According to this KQED piece, in an effort to move the focus away from relentless achievement alone, some high schools, including one in the notoriously driven Silicon Valley, are implementing advisory programs where small groups of students meet with an adult mentor (often a teacher) to help students foster good relationships and find a sense of purpose in their lives.
As the article says,
“Many high school students go through four years of school doing exactly what they are told to do. The work often feels divorced from the real world — a prescriptive set of ‘shoulds’ that adults say will lead to a happy life. But for many students, the end goal of all that work — college or a career — is a hazy future, not a tangible one.”
I think the programs sound fantastic and would love to see them gain popularity. But I couldn’t help but think that these lessons really need to be taught at home.
Parents, if you were to tally the amount of time you spend talking with your kids about all-things-college-admissions—grades, test scores, achievement, tutors, admissions advantages, etc.—and compare that total to how much time you spend talking with them about what they’re thinking, how they’re feeling, what’s happening in their lives, what they want for themselves, etc.—which area of discussion is dominating your time?
Many parents will point out that teens aren’t inclined to just pour their souls out to their parents. Fair point. But you’re the adult, and you’re their parent. You’re setting the tone for what’s really important by what you choose to focus on and talk about, whether or not they respond immediately.
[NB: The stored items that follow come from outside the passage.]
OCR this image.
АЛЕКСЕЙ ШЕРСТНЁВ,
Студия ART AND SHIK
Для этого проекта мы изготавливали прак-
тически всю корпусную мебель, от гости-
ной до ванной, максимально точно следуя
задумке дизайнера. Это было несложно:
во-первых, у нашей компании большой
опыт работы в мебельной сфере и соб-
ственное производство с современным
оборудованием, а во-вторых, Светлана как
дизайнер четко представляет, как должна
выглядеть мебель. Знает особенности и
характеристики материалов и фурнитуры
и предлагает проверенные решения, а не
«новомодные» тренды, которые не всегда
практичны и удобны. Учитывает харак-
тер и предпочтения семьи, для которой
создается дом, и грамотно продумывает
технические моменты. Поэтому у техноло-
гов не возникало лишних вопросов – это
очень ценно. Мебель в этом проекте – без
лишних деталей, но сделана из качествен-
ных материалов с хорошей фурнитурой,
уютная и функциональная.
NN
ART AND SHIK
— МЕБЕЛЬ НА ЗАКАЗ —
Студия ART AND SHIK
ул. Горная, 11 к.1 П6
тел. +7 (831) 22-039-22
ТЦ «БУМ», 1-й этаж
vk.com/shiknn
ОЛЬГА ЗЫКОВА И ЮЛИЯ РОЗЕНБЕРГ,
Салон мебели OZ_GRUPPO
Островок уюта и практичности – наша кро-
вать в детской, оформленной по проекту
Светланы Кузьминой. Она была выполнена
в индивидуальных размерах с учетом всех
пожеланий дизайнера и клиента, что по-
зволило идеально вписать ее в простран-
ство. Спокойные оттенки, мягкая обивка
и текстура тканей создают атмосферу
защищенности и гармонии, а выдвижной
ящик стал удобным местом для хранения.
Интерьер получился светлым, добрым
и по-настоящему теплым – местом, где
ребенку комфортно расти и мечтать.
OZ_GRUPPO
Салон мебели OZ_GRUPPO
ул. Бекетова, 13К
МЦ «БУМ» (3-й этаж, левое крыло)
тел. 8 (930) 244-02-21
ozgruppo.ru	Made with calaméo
Many schools just don’t have the resources to allocate to programs like this, and even more teachers have a hard enough job without also assigning them responsibility to teach our kids what’s really important in life. I wish both of those observations weren’t true, and I think it’s long past time for a bigger discussion about what schools should actually be responsible for and how we can better support teachers to actually make the impact they desperately want to make. But whether or not administrators bring this kind of change to your school system, as parents, you can make fast and lasting changes in your home school.